In continuing to think about Dr. Stacey Floyd-Thomas’s Katie Geneva Cannon Lecture last Sunday night, I keep coming back to her (I admit, unexpected) focus on the generation from 17-34 years old, “Generation Next” or maybe Generation Y. Her emphasis and concern with this generation of Americans was particularly moving and powerful. She identified this generation as “post-everything” and “pre-nothing” — searching for meaning and purpose in a world whose securities, comforts, sureties, and positives have been dismantled, discredited, deconstructed, and over and over again found wanting.
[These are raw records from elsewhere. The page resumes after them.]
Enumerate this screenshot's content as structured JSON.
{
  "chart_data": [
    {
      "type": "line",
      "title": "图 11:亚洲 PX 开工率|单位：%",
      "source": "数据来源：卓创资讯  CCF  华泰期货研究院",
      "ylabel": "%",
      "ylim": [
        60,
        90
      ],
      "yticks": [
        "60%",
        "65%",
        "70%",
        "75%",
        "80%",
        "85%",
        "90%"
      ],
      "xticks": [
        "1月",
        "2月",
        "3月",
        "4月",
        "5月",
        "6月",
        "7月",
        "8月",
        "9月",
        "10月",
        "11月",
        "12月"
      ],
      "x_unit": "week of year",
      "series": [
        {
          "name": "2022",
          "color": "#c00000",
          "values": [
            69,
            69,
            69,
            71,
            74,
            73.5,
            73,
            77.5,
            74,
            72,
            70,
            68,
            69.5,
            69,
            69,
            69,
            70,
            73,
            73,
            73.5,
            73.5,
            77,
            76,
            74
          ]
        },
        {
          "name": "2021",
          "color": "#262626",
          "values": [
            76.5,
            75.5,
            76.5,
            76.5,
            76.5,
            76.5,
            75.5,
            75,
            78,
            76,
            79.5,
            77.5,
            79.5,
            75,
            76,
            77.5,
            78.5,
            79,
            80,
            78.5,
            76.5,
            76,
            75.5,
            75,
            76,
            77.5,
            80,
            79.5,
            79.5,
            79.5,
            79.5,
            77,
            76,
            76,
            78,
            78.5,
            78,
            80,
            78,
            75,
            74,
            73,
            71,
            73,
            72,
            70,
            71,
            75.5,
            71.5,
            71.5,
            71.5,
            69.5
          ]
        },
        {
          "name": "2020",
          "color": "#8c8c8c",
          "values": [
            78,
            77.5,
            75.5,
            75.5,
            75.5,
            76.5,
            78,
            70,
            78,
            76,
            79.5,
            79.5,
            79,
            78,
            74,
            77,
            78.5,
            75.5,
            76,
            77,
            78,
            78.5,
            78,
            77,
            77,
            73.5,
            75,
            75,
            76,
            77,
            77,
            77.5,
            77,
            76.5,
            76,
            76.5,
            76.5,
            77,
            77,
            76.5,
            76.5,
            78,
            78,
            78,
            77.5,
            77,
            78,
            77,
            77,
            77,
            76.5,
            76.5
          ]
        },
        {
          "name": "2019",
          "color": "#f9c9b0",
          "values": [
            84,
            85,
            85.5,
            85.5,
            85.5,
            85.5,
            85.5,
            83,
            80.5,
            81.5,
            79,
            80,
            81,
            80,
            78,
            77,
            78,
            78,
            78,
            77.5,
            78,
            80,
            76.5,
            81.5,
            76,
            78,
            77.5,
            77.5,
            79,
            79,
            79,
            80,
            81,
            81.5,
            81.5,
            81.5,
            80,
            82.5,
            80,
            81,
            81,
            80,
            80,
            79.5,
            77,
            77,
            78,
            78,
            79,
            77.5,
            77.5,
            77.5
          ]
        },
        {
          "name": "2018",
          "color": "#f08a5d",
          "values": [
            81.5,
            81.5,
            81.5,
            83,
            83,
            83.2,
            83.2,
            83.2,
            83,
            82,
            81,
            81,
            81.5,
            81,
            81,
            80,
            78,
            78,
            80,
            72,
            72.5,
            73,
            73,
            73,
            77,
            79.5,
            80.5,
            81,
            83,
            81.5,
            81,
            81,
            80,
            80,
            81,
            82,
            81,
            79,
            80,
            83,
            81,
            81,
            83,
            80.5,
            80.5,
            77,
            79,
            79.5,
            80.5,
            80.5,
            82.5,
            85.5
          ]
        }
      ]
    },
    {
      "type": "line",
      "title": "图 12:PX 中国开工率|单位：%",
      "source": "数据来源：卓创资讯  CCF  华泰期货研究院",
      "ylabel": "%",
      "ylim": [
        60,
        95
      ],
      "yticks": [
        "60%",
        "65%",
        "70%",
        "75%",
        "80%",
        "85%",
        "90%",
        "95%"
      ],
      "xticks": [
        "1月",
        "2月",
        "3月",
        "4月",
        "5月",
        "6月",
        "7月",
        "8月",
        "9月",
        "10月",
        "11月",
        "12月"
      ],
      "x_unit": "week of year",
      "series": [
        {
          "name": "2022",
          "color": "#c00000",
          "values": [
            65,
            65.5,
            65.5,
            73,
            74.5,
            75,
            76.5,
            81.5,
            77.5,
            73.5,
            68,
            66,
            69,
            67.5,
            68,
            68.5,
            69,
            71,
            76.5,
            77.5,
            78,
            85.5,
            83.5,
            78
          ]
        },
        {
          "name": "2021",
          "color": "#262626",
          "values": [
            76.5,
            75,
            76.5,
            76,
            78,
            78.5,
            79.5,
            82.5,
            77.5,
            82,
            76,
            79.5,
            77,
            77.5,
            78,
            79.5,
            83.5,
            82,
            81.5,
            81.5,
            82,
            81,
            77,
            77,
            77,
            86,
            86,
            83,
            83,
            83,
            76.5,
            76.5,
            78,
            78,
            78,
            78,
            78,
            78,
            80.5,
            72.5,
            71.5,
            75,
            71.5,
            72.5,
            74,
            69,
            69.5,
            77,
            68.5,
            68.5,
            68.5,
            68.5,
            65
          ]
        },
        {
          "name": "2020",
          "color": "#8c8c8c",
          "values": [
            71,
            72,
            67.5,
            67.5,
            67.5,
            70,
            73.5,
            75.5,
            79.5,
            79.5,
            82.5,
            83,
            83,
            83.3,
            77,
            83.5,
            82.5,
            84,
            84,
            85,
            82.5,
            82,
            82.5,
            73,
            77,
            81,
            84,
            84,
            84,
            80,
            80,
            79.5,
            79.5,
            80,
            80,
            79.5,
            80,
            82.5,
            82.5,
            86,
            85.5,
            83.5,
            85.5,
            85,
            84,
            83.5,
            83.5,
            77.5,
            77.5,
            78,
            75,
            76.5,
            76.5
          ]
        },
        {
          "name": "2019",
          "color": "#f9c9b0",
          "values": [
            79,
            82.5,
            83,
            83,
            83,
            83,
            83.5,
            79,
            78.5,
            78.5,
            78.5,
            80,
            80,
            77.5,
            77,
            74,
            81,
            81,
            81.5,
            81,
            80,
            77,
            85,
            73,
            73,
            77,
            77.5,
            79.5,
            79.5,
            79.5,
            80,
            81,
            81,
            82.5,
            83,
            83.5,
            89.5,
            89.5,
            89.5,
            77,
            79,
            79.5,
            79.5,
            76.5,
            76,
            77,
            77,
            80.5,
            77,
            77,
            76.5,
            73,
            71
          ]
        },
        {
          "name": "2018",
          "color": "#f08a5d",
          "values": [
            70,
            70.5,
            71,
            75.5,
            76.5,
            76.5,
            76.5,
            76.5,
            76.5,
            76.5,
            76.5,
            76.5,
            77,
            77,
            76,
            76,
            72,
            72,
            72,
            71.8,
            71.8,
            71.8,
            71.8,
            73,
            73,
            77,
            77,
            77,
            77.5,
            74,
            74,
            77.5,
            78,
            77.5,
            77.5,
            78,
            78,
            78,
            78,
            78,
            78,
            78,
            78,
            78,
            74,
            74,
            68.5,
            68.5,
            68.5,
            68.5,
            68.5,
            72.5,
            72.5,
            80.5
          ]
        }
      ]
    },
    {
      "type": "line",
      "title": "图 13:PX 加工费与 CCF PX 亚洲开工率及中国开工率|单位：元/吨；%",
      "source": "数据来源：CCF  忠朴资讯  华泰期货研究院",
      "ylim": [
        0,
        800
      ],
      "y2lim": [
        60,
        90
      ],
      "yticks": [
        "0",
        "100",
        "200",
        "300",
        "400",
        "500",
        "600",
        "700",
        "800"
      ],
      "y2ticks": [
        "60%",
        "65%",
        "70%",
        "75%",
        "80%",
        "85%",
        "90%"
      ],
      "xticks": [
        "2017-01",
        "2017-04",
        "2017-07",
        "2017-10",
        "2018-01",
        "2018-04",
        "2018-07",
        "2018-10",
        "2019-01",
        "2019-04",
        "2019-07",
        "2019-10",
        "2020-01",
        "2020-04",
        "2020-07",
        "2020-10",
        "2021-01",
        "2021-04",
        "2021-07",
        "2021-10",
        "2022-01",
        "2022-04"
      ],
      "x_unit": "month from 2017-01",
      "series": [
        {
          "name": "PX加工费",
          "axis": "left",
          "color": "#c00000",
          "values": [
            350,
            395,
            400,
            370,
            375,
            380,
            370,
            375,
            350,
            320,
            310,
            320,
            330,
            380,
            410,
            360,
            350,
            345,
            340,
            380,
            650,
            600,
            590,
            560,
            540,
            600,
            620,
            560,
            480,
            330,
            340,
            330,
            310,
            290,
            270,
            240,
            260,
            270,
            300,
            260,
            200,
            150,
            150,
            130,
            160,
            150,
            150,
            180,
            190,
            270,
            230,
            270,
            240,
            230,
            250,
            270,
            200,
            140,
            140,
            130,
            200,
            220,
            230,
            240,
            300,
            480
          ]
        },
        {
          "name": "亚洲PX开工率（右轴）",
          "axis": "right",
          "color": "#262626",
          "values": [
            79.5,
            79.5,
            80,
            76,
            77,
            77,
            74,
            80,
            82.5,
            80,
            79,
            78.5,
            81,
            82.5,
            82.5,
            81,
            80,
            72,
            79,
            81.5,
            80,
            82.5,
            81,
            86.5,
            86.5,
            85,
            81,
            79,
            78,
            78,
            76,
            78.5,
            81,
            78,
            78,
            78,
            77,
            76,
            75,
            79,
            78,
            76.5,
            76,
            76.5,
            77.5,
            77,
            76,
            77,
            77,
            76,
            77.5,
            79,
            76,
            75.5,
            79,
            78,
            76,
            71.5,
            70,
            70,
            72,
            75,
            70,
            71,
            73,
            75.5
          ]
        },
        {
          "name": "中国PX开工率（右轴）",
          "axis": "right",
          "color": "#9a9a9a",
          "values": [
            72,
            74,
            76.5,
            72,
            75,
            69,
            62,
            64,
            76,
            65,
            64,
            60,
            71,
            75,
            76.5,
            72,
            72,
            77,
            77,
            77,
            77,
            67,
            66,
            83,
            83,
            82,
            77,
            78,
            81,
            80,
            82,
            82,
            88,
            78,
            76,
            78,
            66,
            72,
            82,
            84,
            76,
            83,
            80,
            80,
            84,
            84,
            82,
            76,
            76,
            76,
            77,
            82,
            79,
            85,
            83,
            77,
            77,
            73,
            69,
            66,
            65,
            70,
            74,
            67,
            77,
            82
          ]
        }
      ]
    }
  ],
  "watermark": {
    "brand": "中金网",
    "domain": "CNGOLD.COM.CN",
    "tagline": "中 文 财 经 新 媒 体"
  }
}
The task given to this generation looms large and arduous: nothing less than re-inventing the individual and social goals that would make the effort of living, and especially the effort of living together, worth undertaking.
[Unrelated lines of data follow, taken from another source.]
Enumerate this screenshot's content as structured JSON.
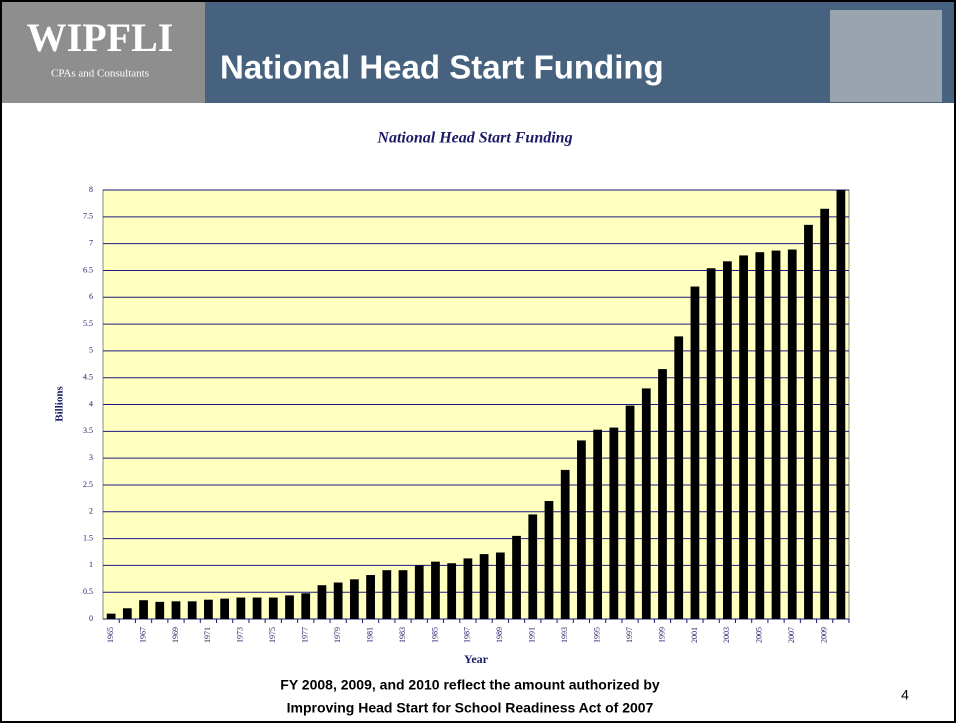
{
  "header": {
    "logo": "WIPFLI",
    "logo_tagline": "CPAs and Consultants",
    "title": "National Head Start Funding"
  },
  "chart_data": {
    "type": "bar",
    "title": "National Head Start Funding",
    "x_label": "Year",
    "y_label": "Billions",
    "categories": [
      "1965",
      null,
      "1967",
      null,
      "1969",
      null,
      "1971",
      null,
      "1973",
      null,
      "1975",
      null,
      "1977",
      null,
      "1979",
      null,
      "1981",
      null,
      "1983",
      null,
      "1985",
      null,
      "1987",
      null,
      "1989",
      null,
      "1991",
      null,
      "1993",
      null,
      "1995",
      null,
      "1997",
      null,
      "1999",
      null,
      "2001",
      null,
      "2003",
      null,
      "2005",
      null,
      "2007",
      null,
      "2009",
      null
    ],
    "values": [
      0.1,
      0.2,
      0.35,
      0.32,
      0.33,
      0.33,
      0.36,
      0.38,
      0.4,
      0.4,
      0.4,
      0.44,
      0.48,
      0.63,
      0.68,
      0.74,
      0.82,
      0.91,
      0.91,
      1.0,
      1.07,
      1.04,
      1.13,
      1.21,
      1.24,
      1.55,
      1.95,
      2.2,
      2.78,
      3.33,
      3.53,
      3.57,
      3.98,
      4.3,
      4.66,
      5.27,
      6.2,
      6.54,
      6.67,
      6.78,
      6.84,
      6.87,
      6.89,
      7.35,
      7.65,
      8.0
    ],
    "color": "#000000",
    "plot_background": "#ffffc0",
    "grid_color": "#1a1a80",
    "grid": true,
    "ylim": [
      0,
      8
    ],
    "yticks": [
      0,
      0.5,
      1,
      1.5,
      2,
      2.5,
      3,
      3.5,
      4,
      4.5,
      5,
      5.5,
      6,
      6.5,
      7,
      7.5,
      8
    ]
  },
  "footnote": [
    "FY 2008, 2009, and 2010 reflect the amount authorized by",
    "Improving Head Start for School Readiness Act of 2007"
  ],
  "page_number": "4"
}
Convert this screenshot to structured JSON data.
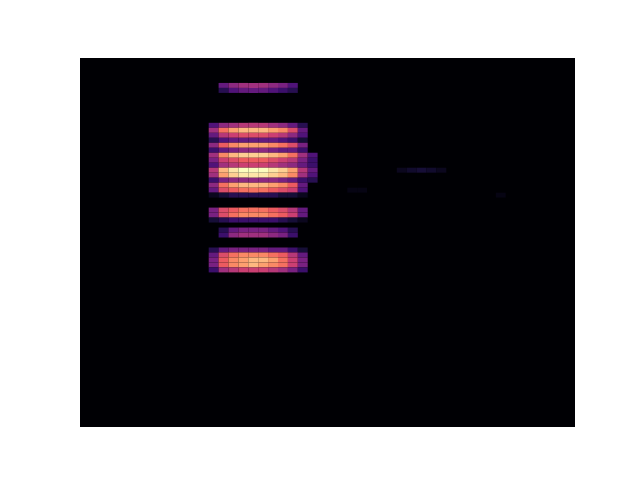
{
  "chart_data": {
    "type": "heatmap",
    "xlim": [
      0,
      50
    ],
    "ylim": [
      0,
      74
    ],
    "tick_labels": false,
    "color_range": [
      0,
      1
    ],
    "cells": [
      {
        "y": 68,
        "x": 14,
        "values": [
          0.3,
          0.4,
          0.45,
          0.45,
          0.45,
          0.4,
          0.35,
          0.25
        ]
      },
      {
        "y": 67,
        "x": 14,
        "values": [
          0.15,
          0.25,
          0.3,
          0.3,
          0.3,
          0.25,
          0.2,
          0.15
        ]
      },
      {
        "y": 60,
        "x": 13,
        "values": [
          0.25,
          0.4,
          0.45,
          0.5,
          0.5,
          0.5,
          0.45,
          0.4,
          0.3,
          0.15
        ]
      },
      {
        "y": 59,
        "x": 13,
        "values": [
          0.45,
          0.7,
          0.8,
          0.85,
          0.85,
          0.85,
          0.8,
          0.75,
          0.6,
          0.3
        ]
      },
      {
        "y": 58,
        "x": 13,
        "values": [
          0.3,
          0.5,
          0.55,
          0.6,
          0.6,
          0.6,
          0.55,
          0.5,
          0.4,
          0.25
        ]
      },
      {
        "y": 57,
        "x": 13,
        "values": [
          0.15,
          0.25,
          0.3,
          0.3,
          0.3,
          0.3,
          0.3,
          0.25,
          0.2,
          0.1
        ]
      },
      {
        "y": 56,
        "x": 13,
        "values": [
          0.4,
          0.65,
          0.75,
          0.8,
          0.8,
          0.8,
          0.75,
          0.7,
          0.6,
          0.35
        ]
      },
      {
        "y": 55,
        "x": 13,
        "values": [
          0.2,
          0.3,
          0.35,
          0.4,
          0.4,
          0.4,
          0.35,
          0.3,
          0.3,
          0.2
        ]
      },
      {
        "y": 54,
        "x": 13,
        "values": [
          0.45,
          0.75,
          0.85,
          0.9,
          0.9,
          0.9,
          0.85,
          0.8,
          0.7,
          0.45,
          0.25
        ]
      },
      {
        "y": 53,
        "x": 13,
        "values": [
          0.35,
          0.55,
          0.6,
          0.65,
          0.65,
          0.65,
          0.6,
          0.55,
          0.5,
          0.35,
          0.2
        ]
      },
      {
        "y": 52,
        "x": 13,
        "values": [
          0.25,
          0.45,
          0.5,
          0.55,
          0.55,
          0.55,
          0.5,
          0.45,
          0.4,
          0.3,
          0.2
        ]
      },
      {
        "y": 51,
        "x": 13,
        "values": [
          0.5,
          0.85,
          0.95,
          1,
          1,
          1,
          0.95,
          0.9,
          0.8,
          0.5,
          0.3
        ]
      },
      {
        "y": 50,
        "x": 13,
        "values": [
          0.45,
          0.8,
          0.9,
          0.95,
          0.95,
          0.95,
          0.9,
          0.85,
          0.75,
          0.45,
          0.25
        ]
      },
      {
        "y": 49,
        "x": 13,
        "values": [
          0.2,
          0.35,
          0.4,
          0.4,
          0.4,
          0.4,
          0.4,
          0.35,
          0.3,
          0.2,
          0.15
        ]
      },
      {
        "y": 48,
        "x": 13,
        "values": [
          0.4,
          0.7,
          0.8,
          0.85,
          0.85,
          0.85,
          0.8,
          0.75,
          0.65,
          0.3
        ]
      },
      {
        "y": 47,
        "x": 13,
        "values": [
          0.3,
          0.6,
          0.65,
          0.7,
          0.7,
          0.7,
          0.65,
          0.6,
          0.55,
          0.25
        ]
      },
      {
        "y": 46,
        "x": 13,
        "values": [
          0.05,
          0.1,
          0.15,
          0.15,
          0.15,
          0.15,
          0.15,
          0.1,
          0.1,
          0.05
        ]
      },
      {
        "y": 43,
        "x": 13,
        "values": [
          0.35,
          0.6,
          0.65,
          0.7,
          0.7,
          0.7,
          0.65,
          0.6,
          0.5,
          0.3
        ]
      },
      {
        "y": 42,
        "x": 13,
        "values": [
          0.35,
          0.6,
          0.7,
          0.75,
          0.75,
          0.75,
          0.7,
          0.65,
          0.55,
          0.3
        ]
      },
      {
        "y": 41,
        "x": 13,
        "values": [
          0.1,
          0.15,
          0.2,
          0.2,
          0.2,
          0.2,
          0.2,
          0.15,
          0.1,
          0.05
        ]
      },
      {
        "y": 39,
        "x": 14,
        "values": [
          0.15,
          0.3,
          0.35,
          0.35,
          0.35,
          0.3,
          0.25,
          0.15
        ]
      },
      {
        "y": 38,
        "x": 14,
        "values": [
          0.2,
          0.4,
          0.45,
          0.45,
          0.45,
          0.4,
          0.35,
          0.2
        ]
      },
      {
        "y": 35,
        "x": 13,
        "values": [
          0.15,
          0.3,
          0.35,
          0.35,
          0.35,
          0.35,
          0.3,
          0.3,
          0.2,
          0.1
        ]
      },
      {
        "y": 34,
        "x": 13,
        "values": [
          0.3,
          0.6,
          0.7,
          0.75,
          0.75,
          0.75,
          0.7,
          0.65,
          0.5,
          0.3
        ]
      },
      {
        "y": 33,
        "x": 13,
        "values": [
          0.35,
          0.65,
          0.75,
          0.8,
          0.85,
          0.85,
          0.8,
          0.7,
          0.55,
          0.35
        ]
      },
      {
        "y": 32,
        "x": 13,
        "values": [
          0.35,
          0.65,
          0.75,
          0.8,
          0.85,
          0.8,
          0.75,
          0.7,
          0.55,
          0.35
        ]
      },
      {
        "y": 31,
        "x": 13,
        "values": [
          0.2,
          0.45,
          0.5,
          0.55,
          0.55,
          0.55,
          0.5,
          0.45,
          0.35,
          0.2
        ]
      },
      {
        "y": 51,
        "x": 32,
        "values": [
          0.05,
          0.08,
          0.1,
          0.08,
          0.05
        ]
      },
      {
        "y": 47,
        "x": 27,
        "values": [
          0.03,
          0.03
        ]
      },
      {
        "y": 46,
        "x": 42,
        "values": [
          0.03
        ]
      }
    ]
  }
}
The intellectual and cultural resources for accomplishing that task appeared, in her analysis, like so much rubble and waste. This generation confronts an ideological wasteland and a cultural “hell,” a hell that is the product of denial and refusal to confront fundamental crises and pursue their genuine resolution. So she pointed to escalating symptoms of cultural and political dysfunction, efforts to deal with them symptomatically, haphazardly, and partially, because of ongoing refusal, denial, failure to get to the sources: racism, sexism, class, and the social sin that is the acceptance of injustice and oppression.
What’s required, according to her presentation — at least, this is how I heard it — is nothing less than a rebuilding of the human collective spirit on the ruins of western civilization. For that, religion is relevant. Although it’s seen by many as part of the problem, the problem is really a corrupt and cowardly religion that doesn’t make good on its core values and promise. Religion — the transformational, liberating, resurrectional kind — is profoundly relevant to the situation she describes. The challenge facing those folks within the charmed circle of religious life is reaching out to the generation (17-34, “most are atheists”, for whom religion is part of the bathwater . . .) that needs it most urgently, but that is perhaps ill-prepared to recognize it and mistrustful of the marketing ploys that are likely to accompany “outreach.”
Stacey Floyd-Thomas’s presentation here was stark and passionate. There is something irresistible in that expression of understanding and caring that evoked the enthusiastic response “You get us!!” As I look and listen to that conversation, I think: I’m old. I have a lot to learn about this generation, and in particular about this different experience of life and the world, different background assumptions and concerns. So, for me, Dr. Floyd-Thomas’s “What’s Going On?” was a wake-up call, and a call to action.